Andy Bannister writes:
From Edmonton I went a few hundred miles southwards to Calgary, where the university mission was also really well attended. At the first lunch bar on the Wednesday (which was about the resurrection of Jesus), there was standing room only, we must have had 200 hundred students in the room. They asked really great questions too! It was great to see people really taking the gospel seriously and thinking about what was being shared.
Then I did another dialogue with a Muslim scholar, and again there were dozens of Muslims as part of the audience. And the same subjects came up as at Edmonton: sin and salvation. One of the most poignant moments for me was when the Muslim Imam I was engaging with actually said, “In Islam there is no salvation: there is no salvation in Islam.

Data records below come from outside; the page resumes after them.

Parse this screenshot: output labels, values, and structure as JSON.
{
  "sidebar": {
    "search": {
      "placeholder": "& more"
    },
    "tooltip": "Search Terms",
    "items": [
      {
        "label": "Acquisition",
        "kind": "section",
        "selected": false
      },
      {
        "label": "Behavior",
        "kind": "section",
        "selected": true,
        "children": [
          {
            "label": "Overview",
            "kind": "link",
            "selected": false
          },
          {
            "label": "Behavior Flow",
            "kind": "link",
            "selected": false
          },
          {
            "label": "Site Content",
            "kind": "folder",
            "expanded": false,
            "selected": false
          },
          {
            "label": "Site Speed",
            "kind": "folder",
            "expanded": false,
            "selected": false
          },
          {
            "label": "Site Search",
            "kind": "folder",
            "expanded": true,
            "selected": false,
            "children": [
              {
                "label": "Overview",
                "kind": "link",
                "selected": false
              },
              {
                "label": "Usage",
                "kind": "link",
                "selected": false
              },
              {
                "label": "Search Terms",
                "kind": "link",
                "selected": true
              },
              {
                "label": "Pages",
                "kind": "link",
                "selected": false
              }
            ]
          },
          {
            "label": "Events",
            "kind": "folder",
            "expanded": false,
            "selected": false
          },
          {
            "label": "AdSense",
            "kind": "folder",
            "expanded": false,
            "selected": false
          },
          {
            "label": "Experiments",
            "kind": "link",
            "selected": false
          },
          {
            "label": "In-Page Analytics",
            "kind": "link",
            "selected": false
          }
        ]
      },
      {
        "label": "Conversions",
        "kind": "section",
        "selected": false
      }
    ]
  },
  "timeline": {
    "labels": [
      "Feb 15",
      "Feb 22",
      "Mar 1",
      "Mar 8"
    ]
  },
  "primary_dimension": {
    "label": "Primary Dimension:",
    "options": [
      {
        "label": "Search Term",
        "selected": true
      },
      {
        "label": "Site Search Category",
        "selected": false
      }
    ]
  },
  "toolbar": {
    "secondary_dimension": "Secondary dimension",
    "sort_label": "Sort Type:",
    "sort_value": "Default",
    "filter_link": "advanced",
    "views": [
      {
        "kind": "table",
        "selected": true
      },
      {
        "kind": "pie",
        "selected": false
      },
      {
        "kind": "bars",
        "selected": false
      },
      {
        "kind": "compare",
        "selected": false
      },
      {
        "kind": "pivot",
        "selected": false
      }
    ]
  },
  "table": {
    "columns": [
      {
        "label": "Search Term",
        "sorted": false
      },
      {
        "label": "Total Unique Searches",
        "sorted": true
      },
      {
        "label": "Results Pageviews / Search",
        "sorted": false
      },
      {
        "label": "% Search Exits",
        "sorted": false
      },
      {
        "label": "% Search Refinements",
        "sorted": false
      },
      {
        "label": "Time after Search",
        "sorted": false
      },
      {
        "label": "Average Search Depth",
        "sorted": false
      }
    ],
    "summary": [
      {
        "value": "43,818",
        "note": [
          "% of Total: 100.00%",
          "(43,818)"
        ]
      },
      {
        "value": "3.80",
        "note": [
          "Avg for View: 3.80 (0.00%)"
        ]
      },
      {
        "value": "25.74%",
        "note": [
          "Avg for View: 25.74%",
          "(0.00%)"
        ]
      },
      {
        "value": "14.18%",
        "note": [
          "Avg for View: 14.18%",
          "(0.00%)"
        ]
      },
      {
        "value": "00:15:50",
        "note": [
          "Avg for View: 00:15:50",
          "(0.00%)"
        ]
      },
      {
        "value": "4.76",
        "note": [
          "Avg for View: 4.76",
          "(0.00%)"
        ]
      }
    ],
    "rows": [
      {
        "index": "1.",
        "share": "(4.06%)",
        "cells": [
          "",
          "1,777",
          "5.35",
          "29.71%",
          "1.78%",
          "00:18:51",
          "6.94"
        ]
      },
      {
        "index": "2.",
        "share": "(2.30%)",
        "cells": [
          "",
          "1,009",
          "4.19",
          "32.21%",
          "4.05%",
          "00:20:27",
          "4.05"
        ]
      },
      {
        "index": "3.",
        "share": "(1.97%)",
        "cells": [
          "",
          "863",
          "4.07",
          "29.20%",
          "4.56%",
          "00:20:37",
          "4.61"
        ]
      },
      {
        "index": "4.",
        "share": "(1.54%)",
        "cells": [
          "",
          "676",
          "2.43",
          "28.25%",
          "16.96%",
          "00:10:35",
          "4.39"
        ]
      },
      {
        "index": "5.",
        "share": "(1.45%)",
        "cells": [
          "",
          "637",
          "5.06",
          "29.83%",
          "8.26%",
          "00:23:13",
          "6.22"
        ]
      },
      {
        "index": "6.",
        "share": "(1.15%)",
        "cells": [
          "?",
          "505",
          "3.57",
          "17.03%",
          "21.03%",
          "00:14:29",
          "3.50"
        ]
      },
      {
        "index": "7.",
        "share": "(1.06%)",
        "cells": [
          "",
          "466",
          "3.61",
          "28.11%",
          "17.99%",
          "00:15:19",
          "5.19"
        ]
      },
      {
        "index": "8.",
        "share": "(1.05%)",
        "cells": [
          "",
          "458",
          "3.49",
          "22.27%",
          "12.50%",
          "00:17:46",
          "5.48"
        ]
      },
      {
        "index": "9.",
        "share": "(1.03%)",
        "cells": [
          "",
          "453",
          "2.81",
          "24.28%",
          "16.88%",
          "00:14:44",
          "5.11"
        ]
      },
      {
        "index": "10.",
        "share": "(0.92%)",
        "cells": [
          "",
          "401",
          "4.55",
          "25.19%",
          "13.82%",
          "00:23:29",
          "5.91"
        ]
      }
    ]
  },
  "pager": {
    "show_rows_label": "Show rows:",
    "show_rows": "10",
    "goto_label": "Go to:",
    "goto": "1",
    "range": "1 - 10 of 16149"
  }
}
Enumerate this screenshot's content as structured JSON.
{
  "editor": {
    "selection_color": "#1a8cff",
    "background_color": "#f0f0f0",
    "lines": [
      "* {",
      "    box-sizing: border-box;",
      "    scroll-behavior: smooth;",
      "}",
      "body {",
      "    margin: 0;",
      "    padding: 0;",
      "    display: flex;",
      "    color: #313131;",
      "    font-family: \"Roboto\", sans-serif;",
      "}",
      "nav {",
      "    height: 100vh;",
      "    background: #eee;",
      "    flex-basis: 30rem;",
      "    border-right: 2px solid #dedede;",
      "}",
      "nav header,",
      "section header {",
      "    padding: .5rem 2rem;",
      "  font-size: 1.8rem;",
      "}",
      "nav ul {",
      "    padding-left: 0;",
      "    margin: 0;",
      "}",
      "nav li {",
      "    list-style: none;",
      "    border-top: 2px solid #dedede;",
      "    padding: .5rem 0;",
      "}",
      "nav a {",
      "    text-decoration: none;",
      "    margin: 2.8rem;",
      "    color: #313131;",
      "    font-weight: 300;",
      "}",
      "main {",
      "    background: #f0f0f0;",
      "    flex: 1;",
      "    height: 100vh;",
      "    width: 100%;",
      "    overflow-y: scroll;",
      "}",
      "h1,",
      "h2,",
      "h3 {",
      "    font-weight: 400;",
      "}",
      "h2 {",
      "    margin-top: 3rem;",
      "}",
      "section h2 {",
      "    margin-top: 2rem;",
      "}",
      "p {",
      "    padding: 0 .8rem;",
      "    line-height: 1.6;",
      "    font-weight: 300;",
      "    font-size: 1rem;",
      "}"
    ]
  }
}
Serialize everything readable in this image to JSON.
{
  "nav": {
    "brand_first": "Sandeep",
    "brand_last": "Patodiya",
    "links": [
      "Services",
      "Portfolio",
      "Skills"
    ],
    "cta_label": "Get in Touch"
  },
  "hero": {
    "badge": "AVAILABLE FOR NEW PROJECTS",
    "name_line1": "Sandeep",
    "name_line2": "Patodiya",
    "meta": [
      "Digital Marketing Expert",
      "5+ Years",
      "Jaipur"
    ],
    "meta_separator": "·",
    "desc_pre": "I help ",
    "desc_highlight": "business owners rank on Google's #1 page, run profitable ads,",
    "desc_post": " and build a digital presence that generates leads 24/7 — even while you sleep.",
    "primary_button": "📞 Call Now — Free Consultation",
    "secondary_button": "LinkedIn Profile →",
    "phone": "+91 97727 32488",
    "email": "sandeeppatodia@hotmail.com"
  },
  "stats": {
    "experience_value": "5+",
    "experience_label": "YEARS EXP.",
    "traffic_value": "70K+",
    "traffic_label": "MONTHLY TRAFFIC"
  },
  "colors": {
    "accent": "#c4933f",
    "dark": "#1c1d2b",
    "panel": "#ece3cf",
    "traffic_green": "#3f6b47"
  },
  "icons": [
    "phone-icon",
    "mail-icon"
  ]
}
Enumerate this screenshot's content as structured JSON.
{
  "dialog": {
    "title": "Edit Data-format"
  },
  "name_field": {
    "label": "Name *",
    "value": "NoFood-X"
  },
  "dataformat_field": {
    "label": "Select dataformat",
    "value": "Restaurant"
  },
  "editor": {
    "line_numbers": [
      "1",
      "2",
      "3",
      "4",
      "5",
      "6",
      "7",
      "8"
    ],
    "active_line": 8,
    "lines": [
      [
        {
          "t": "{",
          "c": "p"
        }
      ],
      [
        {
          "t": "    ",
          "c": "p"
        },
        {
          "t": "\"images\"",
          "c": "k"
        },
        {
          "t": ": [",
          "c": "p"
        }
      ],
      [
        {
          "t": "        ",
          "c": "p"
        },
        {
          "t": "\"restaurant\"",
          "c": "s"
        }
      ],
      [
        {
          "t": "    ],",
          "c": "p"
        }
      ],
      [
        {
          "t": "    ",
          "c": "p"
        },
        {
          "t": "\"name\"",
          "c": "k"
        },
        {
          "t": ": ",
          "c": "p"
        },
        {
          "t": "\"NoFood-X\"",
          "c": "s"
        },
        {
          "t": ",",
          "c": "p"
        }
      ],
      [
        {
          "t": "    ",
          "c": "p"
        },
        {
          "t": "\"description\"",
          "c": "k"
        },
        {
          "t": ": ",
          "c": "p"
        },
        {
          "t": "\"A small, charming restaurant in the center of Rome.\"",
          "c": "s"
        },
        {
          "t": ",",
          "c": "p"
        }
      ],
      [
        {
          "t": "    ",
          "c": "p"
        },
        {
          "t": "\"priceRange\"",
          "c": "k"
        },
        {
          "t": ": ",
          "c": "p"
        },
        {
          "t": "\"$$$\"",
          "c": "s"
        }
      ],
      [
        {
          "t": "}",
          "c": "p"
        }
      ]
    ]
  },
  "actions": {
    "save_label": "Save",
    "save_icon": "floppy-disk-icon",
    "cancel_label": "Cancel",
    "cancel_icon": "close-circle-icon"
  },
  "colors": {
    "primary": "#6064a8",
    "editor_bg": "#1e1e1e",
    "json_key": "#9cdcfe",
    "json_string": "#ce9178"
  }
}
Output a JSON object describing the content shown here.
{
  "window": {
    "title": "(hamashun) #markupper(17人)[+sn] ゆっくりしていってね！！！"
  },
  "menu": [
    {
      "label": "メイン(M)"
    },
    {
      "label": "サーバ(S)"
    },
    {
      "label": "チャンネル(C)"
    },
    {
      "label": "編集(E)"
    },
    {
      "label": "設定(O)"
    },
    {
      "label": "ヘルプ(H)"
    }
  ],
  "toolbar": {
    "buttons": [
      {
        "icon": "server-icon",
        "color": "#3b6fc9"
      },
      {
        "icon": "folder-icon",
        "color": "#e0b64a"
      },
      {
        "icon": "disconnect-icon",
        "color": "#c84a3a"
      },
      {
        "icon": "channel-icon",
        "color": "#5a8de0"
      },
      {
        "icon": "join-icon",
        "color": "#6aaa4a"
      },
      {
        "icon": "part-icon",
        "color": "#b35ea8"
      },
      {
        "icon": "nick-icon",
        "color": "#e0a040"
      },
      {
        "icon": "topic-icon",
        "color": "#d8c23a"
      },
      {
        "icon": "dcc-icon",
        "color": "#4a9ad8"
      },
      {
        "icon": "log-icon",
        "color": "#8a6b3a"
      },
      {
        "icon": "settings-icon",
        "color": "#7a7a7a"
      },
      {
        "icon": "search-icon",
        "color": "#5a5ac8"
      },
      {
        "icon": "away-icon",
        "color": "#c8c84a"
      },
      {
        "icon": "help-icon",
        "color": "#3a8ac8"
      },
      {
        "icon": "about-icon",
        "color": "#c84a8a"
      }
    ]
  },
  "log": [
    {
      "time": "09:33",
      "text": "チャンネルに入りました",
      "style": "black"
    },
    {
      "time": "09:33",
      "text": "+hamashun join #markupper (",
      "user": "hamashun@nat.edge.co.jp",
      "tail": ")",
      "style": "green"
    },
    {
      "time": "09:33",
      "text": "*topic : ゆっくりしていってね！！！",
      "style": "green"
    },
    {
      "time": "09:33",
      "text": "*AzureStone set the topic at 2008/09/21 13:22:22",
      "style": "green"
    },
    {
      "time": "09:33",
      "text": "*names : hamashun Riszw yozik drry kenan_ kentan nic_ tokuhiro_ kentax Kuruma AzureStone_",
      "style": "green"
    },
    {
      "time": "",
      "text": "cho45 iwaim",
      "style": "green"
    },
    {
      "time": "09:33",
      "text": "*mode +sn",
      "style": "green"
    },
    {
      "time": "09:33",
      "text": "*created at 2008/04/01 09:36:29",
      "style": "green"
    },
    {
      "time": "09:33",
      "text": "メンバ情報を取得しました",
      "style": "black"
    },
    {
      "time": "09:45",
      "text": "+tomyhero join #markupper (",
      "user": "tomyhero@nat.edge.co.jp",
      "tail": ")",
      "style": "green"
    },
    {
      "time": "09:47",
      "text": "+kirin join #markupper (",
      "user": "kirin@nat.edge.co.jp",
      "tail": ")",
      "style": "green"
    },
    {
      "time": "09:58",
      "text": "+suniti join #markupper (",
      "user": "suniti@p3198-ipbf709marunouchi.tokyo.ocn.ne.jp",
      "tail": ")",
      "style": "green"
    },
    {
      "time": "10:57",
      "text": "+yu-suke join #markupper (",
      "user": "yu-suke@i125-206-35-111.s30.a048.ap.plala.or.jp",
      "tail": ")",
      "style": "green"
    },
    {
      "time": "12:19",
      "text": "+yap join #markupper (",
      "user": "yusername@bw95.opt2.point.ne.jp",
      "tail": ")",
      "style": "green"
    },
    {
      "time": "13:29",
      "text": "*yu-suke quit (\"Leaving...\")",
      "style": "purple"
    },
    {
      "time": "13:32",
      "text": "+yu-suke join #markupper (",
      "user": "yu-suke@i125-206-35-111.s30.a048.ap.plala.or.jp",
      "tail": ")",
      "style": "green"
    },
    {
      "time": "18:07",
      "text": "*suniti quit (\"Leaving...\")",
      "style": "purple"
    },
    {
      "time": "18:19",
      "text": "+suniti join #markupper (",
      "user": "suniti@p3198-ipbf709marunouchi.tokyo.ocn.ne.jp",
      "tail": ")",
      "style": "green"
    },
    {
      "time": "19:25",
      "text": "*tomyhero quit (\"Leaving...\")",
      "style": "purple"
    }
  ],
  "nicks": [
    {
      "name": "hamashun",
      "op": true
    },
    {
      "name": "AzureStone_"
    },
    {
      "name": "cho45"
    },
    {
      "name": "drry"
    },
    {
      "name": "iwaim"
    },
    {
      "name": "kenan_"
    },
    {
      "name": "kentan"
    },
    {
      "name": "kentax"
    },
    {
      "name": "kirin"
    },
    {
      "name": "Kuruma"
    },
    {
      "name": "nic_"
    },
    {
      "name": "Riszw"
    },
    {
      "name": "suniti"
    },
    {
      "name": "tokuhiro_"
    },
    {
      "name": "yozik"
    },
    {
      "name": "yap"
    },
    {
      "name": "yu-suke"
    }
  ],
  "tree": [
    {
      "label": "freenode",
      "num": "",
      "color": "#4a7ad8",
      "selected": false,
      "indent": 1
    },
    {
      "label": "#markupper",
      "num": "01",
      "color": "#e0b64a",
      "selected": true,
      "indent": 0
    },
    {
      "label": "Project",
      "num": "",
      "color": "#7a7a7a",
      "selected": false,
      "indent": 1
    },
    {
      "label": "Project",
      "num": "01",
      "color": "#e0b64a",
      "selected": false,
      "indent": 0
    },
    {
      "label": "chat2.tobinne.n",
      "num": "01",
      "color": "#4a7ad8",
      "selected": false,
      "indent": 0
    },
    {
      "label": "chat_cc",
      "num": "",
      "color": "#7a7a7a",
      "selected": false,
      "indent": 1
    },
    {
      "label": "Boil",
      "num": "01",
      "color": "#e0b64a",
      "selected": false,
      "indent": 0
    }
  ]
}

You are responsible for your own sin, and responsible for working your way out of it, there is no salvation”. What a profound contrast with Christianity: in Islam and Christianity, we really do have two very different gods—one who leaves us to get on with it, and the other who says, “No, you need my help, and I will help you.” So again this topic of sin, how bad it is, what God’s solution to it is and what God’s solution isn’t; is at the heart of the difference between Christianity and Islam.
On the last night of the mission I spoke on the subject, “Why Did Jesus Die For Me?” It’s a hugely important topic, because as Christians we talk about the cross, we talk about salvation; but the question people often have is, “Why did Jesus have die for me?”
In the talk, I took on two objections. The first is the response by some people: ‘I don’t need a saviour thank you very much, I’m a good person.’ So we addressed that challenge. Then I addressed a second question, ‘Why did Jesus have to die for me? Why couldn’t God just forgive me?’ I explained that forgiveness is always costly; there’s no such thing as free forgiveness. There’s always a price to forgiveness. If you damage someone else’s car, and you can’t afford to pay, you’re not insured, but the other driver whose car you damaged forgives you and let’s you off the debt, well that forgiveness isn’t free, it has cost them money! Or if someone hurts you personally, someone stabs you in the back, betrays you, insults you, and then later asks for your forgiveness, and you forgive them—well, there is a cost to that forgiveness. You have to carry the cost of that forgiveness within yourself without reminding them of the hurt that they have done to you. Therefore it should come as no surprise that given how badly we have wronged God, that God’s forgiveness wasn’t free but cost God a great deal. Of course the rest of the story is that His love is so great for us that He was willing to do it.
It was great to see responses during the mission—some people giving their lives to Christ for the first time and about 40 people signed up for the Alpha Course. Alpha is a ten week programme which lets people explore the Christian faith and the claims of Jesus at their own speed.